新型コロナ感染症のパンデミックは、私たちの生活を大きく変えました。度重なる自粛要請や行動様式の規制により、この2年間、何度も「巣ごもり」を余儀なくされました。

その結果、コロナに感染するリスクは減りましたが、別の大きなリスクに直面しています。運動不足と睡眠不足です。

コロナ対策としてのワクチン接種は進みましたが、ワクチンはただ打っただけでは効果は十分に発揮されません。というのは、運動不足になると、免疫力が低下するというデータがあるからです。一般的に、運動不足は、生活習慣病、認知症やうつ病、自殺などのメンタル疾患のリスクも高めます。コロナ禍になってから、糖尿病患者が増えました。さらに、感染リスクも高めるのです。

英スポーツ医学ジャーナル誌に掲載された研究報告によると、「週10分以下の運動」(運動不足)は「週150分以上の運動」(活発運動)に比べ、入院率は2倍以上、ICU使用率は1・73倍、死亡率は2・49倍となっています。

さらに、運動不足の人は、糖尿病、高血圧、心臓血管疾患、がんなどの基礎疾患や肥満より、死亡リスクが高くなっています。

よく言われているのが、「1日20分の運動で平均寿命が5歳伸びる」ということ。これは真実です。運動は健康にものすごく役立ちます。

睡眠不足もコロナ感染リスクを上昇させます。

米、英など6カ国の医療従事者3000人を対象に行われた研究によると、睡眠時間が1時間増えるごとに、感染確率は12%低下しています。

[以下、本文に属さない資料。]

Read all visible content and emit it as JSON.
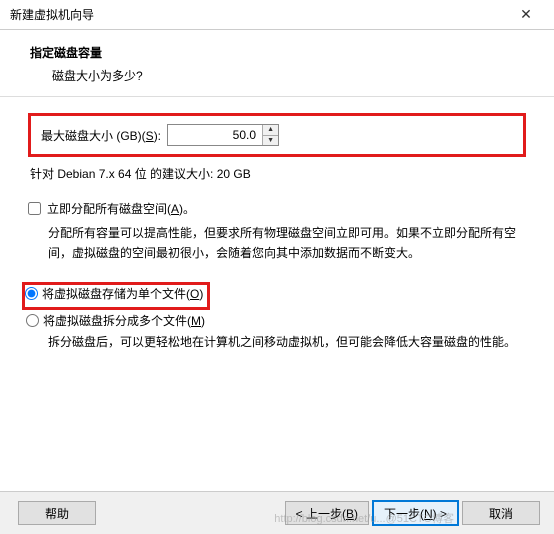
{
  "window": {
    "title": "新建虚拟机向导"
  },
  "header": {
    "title": "指定磁盘容量",
    "subtitle": "磁盘大小为多少?"
  },
  "disk": {
    "size_label_pre": "最大磁盘大小 (GB)(",
    "size_label_key": "S",
    "size_label_post": "):",
    "size_value": "50.0",
    "recommend": "针对 Debian 7.x 64 位 的建议大小: 20 GB"
  },
  "allocate": {
    "label_pre": "立即分配所有磁盘空间(",
    "label_key": "A",
    "label_post": ")。",
    "desc": "分配所有容量可以提高性能，但要求所有物理磁盘空间立即可用。如果不立即分配所有空间，虚拟磁盘的空间最初很小，会随着您向其中添加数据而不断变大。"
  },
  "store": {
    "single_pre": "将虚拟磁盘存储为单个文件(",
    "single_key": "O",
    "single_post": ")",
    "split_pre": "将虚拟磁盘拆分成多个文件(",
    "split_key": "M",
    "split_post": ")",
    "desc": "拆分磁盘后，可以更轻松地在计算机之间移动虚拟机，但可能会降低大容量磁盘的性能。"
  },
  "buttons": {
    "help": "帮助",
    "back_pre": "< 上一步(",
    "back_key": "B",
    "back_post": ")",
    "next_pre": "下一步(",
    "next_key": "N",
    "next_post": ") >",
    "cancel": "取消"
  },
  "watermark": "http://blog.csdn.net/u...@51CTO博客"
}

コロナワクチンはmRNAという新しいワクチンなのでなんとも言えませんが。一般的にワクチンは睡眠不足により効果が薄れます。インフルエンザのワクチンの研究では、「4時間睡眠群」と「8時間睡眠群」を比較したところ、「8時間睡眠群」では十分な抗体ができたものの「4時間睡眠群」では「8時間睡眠群」の半分しか形成されませんでした。

このことから、私はコロナのワクチン接種者には、十分な睡眠をとることを勧めています。

「運動不足」「睡眠不足」に続いて心配なのが、「病床不足」です。もう、忘れてしまったかもしれませんが、感染ピーク時に日本は医療崩壊に追い込まれました。

かつて、「日本の医療は世界一」(国民皆保険)「病床大国」(人口1000人当たりの病床数が13・1でOECD加盟国平均4・7の2・8倍)とまで言われてきたのに、日本の医療システムはコロナに対しては脆弱でした。